My new verilog 65C02 core.

Arlet · Post by **Arlet** » Fri Nov 13, 2020 2:04 pm

Good find, and accurate debugging. Latest github has a fix.

The same bug may be present in other instructions as well. I'll have to check. The problem was that the PC wasn't updated in the last cycle of the JMP (IND). This is only an issue when instruction is directly followed by an interrupt, so it doesn't show up in the test suite.

Edit: I've checked the microcode, and for every instruction, the last cycle loads the PC, so should be good now.

hoglet · Post by **hoglet** » Fri Nov 13, 2020 2:21 pm

Arlet wrote:

Good find, and accurate debugging. Latest github has a fix.

That's working much better, it no longer hangs on reset and I can type things in!

It run 14.5% faster just throught improved CPI:

: capture0.png (4.27 KiB) Viewed 832 times

But for some reason the system is hanging when I run the DORMANN tests.

I'll see if I can debug this now.

Dave

Arlet · Post by **Arlet** » Fri Nov 13, 2020 2:39 pm

Nice.

hoglet · Post by **hoglet** » Fri Nov 13, 2020 3:07 pm

hoglet wrote:

But for some reason the system is hanging when I run the DORMANN tests.

It looks like the issue is also interrupt related, and occurs in test &2A which is the decimal mode add/subtract test.

The trace is a bit strange. Ignore the addresses, as they are bogus. They are inferred by my 6502Decoder tool, and it's getting a bit confused at the different data bus cycle order from JSR and RTS.

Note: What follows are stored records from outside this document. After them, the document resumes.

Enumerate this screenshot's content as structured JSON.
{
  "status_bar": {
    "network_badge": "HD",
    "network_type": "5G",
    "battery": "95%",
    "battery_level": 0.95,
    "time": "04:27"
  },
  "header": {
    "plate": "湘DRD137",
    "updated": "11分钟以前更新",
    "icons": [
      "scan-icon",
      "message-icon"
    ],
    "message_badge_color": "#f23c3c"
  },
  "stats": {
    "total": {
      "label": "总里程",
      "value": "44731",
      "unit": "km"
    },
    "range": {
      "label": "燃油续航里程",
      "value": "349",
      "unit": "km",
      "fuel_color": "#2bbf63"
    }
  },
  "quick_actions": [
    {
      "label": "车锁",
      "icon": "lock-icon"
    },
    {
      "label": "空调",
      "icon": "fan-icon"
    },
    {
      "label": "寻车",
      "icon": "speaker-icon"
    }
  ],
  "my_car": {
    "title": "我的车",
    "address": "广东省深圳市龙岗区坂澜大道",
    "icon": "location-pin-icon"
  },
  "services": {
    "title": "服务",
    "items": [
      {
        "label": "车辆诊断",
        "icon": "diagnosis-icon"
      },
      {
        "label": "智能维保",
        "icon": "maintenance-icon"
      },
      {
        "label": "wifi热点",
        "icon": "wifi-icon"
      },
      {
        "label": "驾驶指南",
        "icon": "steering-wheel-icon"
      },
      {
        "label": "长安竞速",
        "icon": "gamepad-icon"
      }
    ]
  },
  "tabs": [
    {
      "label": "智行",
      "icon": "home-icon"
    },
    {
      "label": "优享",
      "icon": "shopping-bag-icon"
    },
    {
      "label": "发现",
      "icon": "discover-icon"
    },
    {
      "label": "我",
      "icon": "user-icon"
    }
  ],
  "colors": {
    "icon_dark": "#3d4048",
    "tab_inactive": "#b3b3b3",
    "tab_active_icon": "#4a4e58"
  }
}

Here's a fragment of code that works:

Code: Select all

C21C : A5 53    : LDA 53         : 3
C21E : 79 04 31 : ADC 3104,Y     : 5
C221 : 08       : PHP            : 3
C222 : C5 55    : CMP 55         : 3
C224 : F0 03    : BEQ C229       : 2
C226 : 68       : PLA            : 3
C227 : 29 01    : AND #01        : 2
C229 : C5 56    : CMP 56         : 3
C22B : F0 03    : BEQ C230       : 2
C22D : 28       : PLP            : 3
C22E : 08       : PHP            : 3

Here's the same code next time it executes:

Code: Select all

C21C : A5 53    : LDA 53         : 3
C21E : 79 04 31 : ADC 3104,Y     : 5
C221 : 08       : PHP            : 3
C222 : C5 55    : CMP 55         : 3
C224 : F0 03    : BEQ C229       : 2
C226 : 68       : PLA            : 3
C227 : 29 01    : AND #01        : 2
C229 : C5 56    : CMP 56         : 2
C22B : 56 56    : LSR 56,X       : 2
C22D : 56 56    : LSR 56,X       : 2
C22F : 56 56    : LSR 56,X       : 2
C231 : 56 56    : LSR 56,X       : 2

I'm guessing that an interrupt is occurring, and is causing the microcode to crash.

For some reason the CMP 56 is only taking 2 cycles, where as previously it took 3.

Here's the data bus cycles:

Code: Select all

0 68 1 1 1
1 29 0 1 1
2 f9 0 1 1
C226 : 68       : PLA            : 3
0 29 1 1 1
1 01 0 1 1
C227 : 29 01    : AND #01        : 2
0 c5 1 1 1
1 56 0 1 1
C229 : C5 56    : CMP 56         : 2
0 56 1 0 1
1 56 0 1 1
C22B : 56 56    : LSR 56,X       : 2
0 56 1 0 1
1 56 0 1 1
C22D : 56 56    : LSR 56,X       : 2
0 56 1 0 1
1 56 0 1 1
C22F : 56 56    : LSR 56,X       : 2

There is no sign of the interrupt begin taken, but if I disable interrerupts before the test starts, then it runs to completion.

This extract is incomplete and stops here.